The usage of combinators is quite simple: just rewrite the EBNF, replacing each symbol with a combinator (basic combinator or a compsite combinator generated by applying operators 'then', 'alt', 'many', .etc). The combinator corresponding to the start symbol of the grammar is the expected parser. Apply a string to the parser and there will be a list of analysis results:
( (result_1, input_left_1), (result_2, input_left_2), ... (result_n, input_left_n) )
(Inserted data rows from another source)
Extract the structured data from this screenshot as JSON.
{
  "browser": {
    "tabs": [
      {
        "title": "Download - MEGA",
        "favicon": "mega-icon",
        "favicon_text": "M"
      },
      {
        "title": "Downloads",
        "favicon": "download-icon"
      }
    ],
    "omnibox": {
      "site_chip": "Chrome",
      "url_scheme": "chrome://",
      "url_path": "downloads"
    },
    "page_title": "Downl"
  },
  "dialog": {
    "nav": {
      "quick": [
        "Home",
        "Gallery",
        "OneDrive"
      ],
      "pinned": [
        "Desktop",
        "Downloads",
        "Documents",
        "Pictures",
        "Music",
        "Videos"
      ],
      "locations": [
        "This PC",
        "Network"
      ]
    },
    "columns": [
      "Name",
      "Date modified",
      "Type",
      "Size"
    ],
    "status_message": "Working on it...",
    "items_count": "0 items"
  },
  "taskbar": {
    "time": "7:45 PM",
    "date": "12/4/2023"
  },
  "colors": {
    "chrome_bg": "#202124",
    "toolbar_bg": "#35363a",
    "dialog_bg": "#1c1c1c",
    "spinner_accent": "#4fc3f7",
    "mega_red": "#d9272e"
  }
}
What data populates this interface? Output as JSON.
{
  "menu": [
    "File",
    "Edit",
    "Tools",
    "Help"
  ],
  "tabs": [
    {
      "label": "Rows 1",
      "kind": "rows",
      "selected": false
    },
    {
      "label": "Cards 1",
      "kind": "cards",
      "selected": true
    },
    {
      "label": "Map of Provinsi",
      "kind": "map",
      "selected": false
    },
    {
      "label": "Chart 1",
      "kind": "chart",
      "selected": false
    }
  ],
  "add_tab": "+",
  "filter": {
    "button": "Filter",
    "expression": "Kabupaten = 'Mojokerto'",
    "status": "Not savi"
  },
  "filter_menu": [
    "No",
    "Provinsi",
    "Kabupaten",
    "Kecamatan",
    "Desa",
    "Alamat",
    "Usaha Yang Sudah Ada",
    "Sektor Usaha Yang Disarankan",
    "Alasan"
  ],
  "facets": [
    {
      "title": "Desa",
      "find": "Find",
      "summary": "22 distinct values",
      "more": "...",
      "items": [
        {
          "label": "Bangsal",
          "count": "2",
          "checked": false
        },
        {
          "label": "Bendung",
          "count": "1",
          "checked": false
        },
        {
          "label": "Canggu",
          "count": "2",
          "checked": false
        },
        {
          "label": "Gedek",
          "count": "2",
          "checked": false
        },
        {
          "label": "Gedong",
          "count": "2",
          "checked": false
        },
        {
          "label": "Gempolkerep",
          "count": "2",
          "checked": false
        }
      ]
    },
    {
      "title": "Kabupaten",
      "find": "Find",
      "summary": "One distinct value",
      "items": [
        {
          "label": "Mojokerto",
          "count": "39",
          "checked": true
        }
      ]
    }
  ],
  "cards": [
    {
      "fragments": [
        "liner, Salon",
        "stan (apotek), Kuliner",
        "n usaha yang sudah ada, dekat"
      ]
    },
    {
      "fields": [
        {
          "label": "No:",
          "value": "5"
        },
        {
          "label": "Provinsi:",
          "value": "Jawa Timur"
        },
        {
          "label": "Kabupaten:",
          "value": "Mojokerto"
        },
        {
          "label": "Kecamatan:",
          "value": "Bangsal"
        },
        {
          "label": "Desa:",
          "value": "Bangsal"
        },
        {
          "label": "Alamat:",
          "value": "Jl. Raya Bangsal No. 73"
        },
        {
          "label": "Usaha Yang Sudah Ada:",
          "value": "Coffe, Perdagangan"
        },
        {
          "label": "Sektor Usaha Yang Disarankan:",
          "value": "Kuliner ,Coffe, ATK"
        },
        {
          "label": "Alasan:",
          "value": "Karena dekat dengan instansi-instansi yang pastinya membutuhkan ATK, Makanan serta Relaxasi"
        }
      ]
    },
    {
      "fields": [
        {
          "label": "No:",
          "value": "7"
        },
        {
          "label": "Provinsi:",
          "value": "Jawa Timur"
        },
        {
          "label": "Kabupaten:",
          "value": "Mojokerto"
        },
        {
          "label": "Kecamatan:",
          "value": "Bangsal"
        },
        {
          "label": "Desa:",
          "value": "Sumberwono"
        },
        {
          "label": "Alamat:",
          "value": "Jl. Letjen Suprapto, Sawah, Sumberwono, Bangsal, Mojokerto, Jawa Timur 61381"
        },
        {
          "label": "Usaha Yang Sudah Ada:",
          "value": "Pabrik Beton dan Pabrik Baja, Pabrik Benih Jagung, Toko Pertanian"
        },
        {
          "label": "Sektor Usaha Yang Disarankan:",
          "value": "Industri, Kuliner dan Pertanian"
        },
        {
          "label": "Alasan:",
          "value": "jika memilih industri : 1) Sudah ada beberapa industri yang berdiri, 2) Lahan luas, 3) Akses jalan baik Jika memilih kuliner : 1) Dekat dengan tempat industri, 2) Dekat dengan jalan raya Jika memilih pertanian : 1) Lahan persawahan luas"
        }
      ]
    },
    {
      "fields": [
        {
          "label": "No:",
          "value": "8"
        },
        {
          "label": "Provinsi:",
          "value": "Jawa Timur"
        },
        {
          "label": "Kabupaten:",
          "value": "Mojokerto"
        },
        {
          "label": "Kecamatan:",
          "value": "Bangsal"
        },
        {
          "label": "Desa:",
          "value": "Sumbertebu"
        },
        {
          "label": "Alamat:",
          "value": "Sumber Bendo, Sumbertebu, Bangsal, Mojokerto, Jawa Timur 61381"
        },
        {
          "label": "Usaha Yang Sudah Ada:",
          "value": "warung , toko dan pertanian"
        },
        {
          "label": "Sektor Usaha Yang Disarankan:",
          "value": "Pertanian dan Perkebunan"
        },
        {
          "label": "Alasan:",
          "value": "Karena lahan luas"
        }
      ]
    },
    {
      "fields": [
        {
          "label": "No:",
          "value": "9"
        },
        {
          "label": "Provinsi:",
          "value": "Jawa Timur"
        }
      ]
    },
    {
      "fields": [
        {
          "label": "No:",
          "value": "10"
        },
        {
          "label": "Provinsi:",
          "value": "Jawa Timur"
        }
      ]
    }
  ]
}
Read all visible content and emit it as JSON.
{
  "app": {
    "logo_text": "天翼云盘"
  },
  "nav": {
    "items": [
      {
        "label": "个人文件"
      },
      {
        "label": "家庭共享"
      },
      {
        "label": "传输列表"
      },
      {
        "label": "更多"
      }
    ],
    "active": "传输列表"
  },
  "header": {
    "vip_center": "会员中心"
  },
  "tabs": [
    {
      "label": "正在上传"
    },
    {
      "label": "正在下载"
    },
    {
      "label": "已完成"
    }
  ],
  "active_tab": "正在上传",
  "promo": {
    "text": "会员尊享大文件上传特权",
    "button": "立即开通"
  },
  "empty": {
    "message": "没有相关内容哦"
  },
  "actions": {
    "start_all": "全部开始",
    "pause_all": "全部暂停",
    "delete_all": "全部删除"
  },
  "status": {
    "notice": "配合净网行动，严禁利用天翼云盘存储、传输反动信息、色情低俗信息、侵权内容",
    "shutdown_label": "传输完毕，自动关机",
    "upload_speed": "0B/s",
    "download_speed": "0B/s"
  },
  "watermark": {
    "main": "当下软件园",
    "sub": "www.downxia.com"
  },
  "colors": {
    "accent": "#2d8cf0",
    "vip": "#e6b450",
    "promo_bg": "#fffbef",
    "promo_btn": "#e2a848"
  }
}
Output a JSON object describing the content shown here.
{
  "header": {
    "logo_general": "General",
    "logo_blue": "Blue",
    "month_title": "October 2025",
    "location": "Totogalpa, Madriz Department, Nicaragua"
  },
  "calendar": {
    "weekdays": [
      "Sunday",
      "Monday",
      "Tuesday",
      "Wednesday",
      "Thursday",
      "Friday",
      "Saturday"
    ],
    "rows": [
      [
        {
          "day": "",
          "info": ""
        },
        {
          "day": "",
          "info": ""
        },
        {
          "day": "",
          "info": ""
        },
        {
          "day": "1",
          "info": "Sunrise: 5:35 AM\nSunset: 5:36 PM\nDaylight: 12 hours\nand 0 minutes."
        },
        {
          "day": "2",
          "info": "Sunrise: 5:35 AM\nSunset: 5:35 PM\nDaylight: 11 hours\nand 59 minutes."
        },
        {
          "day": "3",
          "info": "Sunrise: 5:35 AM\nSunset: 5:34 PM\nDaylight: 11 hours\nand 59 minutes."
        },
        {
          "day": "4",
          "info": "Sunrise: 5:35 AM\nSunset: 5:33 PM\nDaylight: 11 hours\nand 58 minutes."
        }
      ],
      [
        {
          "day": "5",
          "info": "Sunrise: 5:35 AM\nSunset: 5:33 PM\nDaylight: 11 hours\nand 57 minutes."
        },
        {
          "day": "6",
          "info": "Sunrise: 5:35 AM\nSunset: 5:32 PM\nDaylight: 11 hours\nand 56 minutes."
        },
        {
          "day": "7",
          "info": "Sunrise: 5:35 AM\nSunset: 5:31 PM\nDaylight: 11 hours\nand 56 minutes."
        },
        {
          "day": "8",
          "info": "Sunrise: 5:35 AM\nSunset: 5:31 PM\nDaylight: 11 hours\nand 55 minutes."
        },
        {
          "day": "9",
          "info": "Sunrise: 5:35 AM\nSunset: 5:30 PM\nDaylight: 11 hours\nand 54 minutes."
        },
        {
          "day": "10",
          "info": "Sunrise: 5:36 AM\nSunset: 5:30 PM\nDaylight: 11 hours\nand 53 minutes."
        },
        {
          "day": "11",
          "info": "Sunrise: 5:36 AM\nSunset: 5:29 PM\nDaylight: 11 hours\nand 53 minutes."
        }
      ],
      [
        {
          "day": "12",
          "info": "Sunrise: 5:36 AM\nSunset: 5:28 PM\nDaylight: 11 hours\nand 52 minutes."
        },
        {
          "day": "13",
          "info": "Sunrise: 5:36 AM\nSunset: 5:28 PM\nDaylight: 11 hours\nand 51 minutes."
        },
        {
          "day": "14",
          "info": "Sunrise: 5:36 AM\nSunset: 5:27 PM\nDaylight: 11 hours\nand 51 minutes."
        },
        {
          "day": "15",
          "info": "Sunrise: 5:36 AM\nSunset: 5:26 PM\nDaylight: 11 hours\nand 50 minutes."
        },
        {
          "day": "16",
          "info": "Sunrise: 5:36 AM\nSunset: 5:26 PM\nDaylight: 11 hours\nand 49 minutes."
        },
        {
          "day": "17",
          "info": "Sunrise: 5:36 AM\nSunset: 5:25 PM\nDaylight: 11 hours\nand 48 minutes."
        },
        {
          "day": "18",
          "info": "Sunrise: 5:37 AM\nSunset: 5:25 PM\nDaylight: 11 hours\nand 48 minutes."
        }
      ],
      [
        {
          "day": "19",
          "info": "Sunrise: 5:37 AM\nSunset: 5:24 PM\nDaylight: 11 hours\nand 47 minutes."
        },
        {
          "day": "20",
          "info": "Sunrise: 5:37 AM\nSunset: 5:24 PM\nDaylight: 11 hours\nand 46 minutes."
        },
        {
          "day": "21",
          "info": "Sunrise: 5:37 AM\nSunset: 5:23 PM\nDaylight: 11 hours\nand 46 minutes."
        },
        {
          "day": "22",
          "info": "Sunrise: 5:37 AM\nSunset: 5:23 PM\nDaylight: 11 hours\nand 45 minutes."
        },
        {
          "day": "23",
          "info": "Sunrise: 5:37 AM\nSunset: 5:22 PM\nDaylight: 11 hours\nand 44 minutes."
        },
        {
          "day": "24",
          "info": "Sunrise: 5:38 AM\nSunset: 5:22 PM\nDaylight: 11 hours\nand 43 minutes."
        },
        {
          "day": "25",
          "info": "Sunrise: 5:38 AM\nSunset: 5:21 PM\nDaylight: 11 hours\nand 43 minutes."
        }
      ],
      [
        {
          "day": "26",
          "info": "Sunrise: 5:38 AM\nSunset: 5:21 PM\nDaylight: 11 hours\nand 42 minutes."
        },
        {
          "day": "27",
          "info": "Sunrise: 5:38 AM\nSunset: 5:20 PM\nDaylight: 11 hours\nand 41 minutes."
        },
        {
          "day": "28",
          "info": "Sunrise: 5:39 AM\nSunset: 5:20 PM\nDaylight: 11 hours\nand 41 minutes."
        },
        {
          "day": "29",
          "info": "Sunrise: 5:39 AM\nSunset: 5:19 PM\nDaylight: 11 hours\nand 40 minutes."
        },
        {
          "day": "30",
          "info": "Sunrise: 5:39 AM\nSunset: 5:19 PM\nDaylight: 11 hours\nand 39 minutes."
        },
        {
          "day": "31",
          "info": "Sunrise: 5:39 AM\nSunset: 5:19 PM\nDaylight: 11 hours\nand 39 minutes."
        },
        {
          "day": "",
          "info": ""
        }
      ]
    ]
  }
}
where input_left_i is the unprocessed input string. Obiviously, the results with empty unprocessed input strings are correct. If the language is not ambiguous, there will be only one correct result.
Two of the well-known parser combinator implementations are boost.spirit (c++) and parsec (haskell). Readers may found some interesting info or tutorials in their documentation.
People not familiar with lambda calculus may refer to http://perl.plover.com/lambda/ . This article demonstrates how Perl itself contains the (untyped) lambda calculus with code demo, essays and slides. Readers may found it interesting.
I made it a CPAN module Wraith. All suggestions and criticisms are welcome.